Turkey fears that the establishment of the autonomous regions, or “cantons,” in the Kurdish parts of northern Syria might inspire its domestic Kurdish population to pursue a similar goal. The fact that the Democratic Union Party (PYD), which is the most powerful political body in the region, is a sister organization to the Kurdistan Workers’ Party (PKK), which has been waging a 35-year insurgency against the Turkish state, only adds insult to injury.
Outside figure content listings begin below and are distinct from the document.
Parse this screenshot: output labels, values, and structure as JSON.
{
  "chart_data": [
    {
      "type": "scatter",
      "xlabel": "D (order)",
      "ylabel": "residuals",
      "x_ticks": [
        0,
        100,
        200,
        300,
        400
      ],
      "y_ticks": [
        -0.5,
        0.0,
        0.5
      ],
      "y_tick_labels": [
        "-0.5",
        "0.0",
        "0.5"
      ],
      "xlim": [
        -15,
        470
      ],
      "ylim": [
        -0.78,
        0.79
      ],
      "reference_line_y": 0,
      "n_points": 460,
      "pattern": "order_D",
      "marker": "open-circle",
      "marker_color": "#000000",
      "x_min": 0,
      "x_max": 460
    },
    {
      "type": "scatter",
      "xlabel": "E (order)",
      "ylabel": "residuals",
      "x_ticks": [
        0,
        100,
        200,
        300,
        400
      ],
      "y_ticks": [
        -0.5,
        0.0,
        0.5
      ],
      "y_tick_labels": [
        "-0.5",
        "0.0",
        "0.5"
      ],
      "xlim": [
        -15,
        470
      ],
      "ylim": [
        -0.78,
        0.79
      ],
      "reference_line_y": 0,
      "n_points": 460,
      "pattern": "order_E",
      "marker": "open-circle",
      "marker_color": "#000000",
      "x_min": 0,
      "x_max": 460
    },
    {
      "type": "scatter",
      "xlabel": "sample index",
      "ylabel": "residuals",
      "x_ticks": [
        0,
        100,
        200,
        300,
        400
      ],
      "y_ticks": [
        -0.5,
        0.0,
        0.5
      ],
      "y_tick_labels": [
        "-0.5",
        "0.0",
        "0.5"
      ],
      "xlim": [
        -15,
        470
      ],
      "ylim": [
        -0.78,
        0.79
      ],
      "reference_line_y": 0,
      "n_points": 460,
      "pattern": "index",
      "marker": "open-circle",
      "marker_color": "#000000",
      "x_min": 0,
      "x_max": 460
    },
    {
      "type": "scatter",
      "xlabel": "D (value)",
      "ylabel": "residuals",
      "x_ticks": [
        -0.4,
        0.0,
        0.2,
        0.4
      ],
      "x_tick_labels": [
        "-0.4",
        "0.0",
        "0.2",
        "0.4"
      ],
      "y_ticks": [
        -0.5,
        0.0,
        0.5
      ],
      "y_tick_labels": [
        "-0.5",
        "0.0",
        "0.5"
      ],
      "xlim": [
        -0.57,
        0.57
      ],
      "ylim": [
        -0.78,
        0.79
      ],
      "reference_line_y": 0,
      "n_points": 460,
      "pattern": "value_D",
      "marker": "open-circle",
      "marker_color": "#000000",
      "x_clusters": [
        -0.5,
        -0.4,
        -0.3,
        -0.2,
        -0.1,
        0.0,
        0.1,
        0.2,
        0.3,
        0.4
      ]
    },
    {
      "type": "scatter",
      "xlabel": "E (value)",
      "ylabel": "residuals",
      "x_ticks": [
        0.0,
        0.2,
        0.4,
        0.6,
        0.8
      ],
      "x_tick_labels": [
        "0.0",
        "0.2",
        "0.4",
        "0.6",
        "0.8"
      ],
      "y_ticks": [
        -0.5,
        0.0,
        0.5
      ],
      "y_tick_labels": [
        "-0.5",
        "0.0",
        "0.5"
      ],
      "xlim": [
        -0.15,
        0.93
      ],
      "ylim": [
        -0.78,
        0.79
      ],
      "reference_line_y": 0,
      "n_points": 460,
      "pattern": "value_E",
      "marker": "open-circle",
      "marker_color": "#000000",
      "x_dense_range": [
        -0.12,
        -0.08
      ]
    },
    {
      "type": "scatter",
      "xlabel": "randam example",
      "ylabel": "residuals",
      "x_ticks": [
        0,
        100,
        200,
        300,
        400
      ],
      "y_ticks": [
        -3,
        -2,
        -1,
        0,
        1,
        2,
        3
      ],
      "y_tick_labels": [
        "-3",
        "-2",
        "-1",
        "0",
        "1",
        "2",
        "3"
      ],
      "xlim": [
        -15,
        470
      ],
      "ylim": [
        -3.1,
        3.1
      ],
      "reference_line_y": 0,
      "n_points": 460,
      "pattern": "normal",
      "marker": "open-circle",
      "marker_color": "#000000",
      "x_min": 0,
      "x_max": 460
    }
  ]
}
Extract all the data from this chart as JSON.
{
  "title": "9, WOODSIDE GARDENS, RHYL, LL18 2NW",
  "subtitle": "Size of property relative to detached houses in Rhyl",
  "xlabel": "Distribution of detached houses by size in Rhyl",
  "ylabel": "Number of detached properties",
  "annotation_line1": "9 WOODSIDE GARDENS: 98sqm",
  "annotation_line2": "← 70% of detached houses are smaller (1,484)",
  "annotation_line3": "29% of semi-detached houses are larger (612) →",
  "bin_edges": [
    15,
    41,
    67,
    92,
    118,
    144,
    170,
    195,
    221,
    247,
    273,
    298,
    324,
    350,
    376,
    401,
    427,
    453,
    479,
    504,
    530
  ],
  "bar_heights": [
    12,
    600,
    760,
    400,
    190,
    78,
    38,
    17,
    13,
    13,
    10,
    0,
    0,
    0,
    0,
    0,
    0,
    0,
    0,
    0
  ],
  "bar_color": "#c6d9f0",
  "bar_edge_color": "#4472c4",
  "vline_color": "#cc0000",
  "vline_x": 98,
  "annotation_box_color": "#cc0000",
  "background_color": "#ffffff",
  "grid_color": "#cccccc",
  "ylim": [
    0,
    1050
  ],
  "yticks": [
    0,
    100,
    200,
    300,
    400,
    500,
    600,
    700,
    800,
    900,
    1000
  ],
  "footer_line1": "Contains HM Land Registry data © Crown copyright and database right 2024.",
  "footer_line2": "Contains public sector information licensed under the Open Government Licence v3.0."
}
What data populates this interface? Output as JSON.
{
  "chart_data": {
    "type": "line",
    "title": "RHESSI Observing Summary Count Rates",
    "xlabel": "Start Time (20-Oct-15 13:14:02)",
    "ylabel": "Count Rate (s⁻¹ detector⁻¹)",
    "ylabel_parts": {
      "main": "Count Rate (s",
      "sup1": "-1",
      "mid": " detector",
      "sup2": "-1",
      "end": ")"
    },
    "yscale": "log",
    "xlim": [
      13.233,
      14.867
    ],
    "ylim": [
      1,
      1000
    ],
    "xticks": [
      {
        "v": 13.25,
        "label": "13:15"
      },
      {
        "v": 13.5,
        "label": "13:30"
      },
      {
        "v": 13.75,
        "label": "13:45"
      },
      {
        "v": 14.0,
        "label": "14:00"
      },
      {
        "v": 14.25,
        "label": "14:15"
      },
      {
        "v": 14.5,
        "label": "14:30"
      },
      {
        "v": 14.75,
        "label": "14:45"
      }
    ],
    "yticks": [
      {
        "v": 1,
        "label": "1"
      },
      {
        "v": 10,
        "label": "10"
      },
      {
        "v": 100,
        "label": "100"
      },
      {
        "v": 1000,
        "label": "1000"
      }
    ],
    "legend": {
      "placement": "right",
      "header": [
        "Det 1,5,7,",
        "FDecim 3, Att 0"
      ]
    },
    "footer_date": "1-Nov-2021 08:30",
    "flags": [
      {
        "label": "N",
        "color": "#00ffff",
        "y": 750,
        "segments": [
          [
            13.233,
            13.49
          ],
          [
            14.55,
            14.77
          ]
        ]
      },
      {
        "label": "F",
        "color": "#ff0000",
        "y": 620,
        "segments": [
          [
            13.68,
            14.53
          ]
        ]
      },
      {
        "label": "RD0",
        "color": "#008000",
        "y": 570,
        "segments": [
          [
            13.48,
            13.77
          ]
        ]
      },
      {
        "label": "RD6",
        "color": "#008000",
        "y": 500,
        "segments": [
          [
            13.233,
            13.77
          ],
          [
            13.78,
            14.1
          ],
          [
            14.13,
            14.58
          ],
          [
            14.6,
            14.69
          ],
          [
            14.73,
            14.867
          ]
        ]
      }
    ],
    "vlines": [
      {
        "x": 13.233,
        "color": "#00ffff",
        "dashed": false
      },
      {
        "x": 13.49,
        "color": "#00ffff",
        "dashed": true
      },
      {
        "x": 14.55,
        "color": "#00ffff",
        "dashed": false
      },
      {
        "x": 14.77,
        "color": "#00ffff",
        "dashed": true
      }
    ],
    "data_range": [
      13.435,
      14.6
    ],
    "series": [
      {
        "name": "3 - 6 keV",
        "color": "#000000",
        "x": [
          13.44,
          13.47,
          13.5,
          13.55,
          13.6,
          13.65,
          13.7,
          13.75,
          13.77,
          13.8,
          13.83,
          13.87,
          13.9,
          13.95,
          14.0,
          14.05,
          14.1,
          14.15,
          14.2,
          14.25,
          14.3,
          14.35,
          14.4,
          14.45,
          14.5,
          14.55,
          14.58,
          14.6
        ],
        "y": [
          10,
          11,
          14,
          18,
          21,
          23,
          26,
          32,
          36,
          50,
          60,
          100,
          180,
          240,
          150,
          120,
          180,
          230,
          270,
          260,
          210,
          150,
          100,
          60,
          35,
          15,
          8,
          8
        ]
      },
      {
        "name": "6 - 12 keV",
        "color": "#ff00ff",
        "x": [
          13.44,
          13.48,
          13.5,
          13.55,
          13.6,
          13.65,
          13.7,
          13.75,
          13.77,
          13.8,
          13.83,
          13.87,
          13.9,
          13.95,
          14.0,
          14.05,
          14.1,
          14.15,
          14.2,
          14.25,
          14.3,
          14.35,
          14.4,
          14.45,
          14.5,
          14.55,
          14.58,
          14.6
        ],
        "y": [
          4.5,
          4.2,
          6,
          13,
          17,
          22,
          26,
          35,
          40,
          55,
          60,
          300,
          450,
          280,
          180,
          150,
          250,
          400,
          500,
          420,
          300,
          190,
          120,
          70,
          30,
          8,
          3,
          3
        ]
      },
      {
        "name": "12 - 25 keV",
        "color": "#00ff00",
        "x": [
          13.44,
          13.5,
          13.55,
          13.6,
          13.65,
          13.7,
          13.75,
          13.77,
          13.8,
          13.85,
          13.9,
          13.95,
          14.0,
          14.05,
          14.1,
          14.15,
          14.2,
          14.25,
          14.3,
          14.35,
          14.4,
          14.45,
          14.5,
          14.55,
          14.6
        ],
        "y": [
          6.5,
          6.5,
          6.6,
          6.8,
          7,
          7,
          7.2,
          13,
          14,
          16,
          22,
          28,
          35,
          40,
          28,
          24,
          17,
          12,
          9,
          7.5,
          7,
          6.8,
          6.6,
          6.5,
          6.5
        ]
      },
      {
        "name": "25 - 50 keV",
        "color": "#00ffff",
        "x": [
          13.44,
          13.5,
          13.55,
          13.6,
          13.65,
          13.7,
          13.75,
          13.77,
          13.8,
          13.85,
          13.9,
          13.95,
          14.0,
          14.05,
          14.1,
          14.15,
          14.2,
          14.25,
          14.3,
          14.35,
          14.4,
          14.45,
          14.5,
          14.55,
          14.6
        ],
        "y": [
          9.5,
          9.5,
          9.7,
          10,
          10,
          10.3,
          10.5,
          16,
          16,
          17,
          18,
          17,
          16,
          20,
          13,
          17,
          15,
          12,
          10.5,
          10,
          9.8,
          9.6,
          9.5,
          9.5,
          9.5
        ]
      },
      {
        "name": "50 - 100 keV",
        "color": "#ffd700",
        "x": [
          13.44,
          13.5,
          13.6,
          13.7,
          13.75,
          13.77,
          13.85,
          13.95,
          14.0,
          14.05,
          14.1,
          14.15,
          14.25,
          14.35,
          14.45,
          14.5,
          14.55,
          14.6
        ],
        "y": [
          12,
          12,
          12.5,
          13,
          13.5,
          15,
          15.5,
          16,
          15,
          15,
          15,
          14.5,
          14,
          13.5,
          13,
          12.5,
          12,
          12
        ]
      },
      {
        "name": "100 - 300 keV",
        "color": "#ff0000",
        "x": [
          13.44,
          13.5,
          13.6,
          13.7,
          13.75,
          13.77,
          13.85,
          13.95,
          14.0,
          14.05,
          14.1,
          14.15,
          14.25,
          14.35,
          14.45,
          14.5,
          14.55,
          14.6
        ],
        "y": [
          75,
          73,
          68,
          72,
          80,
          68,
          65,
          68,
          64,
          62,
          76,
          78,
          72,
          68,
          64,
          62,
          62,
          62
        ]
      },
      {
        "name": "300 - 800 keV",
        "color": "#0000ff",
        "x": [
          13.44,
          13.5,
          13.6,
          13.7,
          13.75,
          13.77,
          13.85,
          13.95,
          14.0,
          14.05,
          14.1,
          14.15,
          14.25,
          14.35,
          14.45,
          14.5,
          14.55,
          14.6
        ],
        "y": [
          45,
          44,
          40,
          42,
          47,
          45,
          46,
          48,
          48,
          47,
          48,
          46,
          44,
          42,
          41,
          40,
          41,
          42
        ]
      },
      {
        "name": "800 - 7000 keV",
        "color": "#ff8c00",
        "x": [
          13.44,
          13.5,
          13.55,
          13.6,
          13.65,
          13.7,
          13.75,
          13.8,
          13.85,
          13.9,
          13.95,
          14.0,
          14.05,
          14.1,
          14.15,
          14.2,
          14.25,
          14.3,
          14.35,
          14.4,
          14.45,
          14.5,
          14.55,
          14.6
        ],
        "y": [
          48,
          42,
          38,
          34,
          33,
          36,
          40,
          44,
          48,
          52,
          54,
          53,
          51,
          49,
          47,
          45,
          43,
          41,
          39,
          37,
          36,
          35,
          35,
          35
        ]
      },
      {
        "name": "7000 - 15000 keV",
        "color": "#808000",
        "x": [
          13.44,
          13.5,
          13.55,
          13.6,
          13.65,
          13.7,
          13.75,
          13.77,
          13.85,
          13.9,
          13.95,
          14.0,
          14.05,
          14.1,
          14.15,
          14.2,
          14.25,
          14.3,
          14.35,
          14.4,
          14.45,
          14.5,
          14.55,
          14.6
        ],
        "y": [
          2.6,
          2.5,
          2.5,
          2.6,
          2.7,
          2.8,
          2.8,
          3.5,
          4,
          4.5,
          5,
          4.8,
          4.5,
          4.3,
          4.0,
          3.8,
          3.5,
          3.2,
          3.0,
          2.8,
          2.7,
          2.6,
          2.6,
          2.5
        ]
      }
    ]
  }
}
Commenting on the Riyadh conference, PYD co-chair Saleh Moslem stated that “it doesn’t pay regard to the current political and military reality in Syria and the region, as the most active and dynamic actors and representatives of the actual Syrian opposition haven’t been invited. In the circumstances, such meetings will have no seriousness.”
Before it even started, the precarious alliance formed in Riyadh was already on the verge of collapse. Ahrar al-Sham threatened to pull out of the talks, condemning the presence of “pro-Assad forces” and deeming the final statement “not Islamic enough.”
The goal to bring all the different opposition factions to the table, to explore common ground and to form a united front against the Assad regime is a noble one. Unfortunately it is doomed to fail when the alliance neglects to reflect the reality on the ground as well as the will of the Syrian people.
When it is merely the outcome of external parties pushing their agendas for personal benefits – whether it is to strengthen the position of local allies on the ground, to obstruct the efforts of the Kurdish autonomous administration or to explore options for negotiations with Assad in order to be able to focus all energy on destroying ISIS – any alliance will be too weak to withstand the test of time, let alone the test of war.
In this regard, despite the lack of international attention, the conference in Dêrîk might actually supersede the one in Riyadh in terms of importance. Despite the increasing involvement of outside forces, diplomatically, politically and, most important, militarily, any real solution to the crisis in Syria must be initiated by the Syrian people, not any outside power.
The Democratic Syria Congress in Dêrîk has shown that there is not only a will to work towards peace, but that there is also an infrastructure in place, a platform, where the first, cautious steps towards a peaceful future and an “alternative democratic system aiming at change” have been made.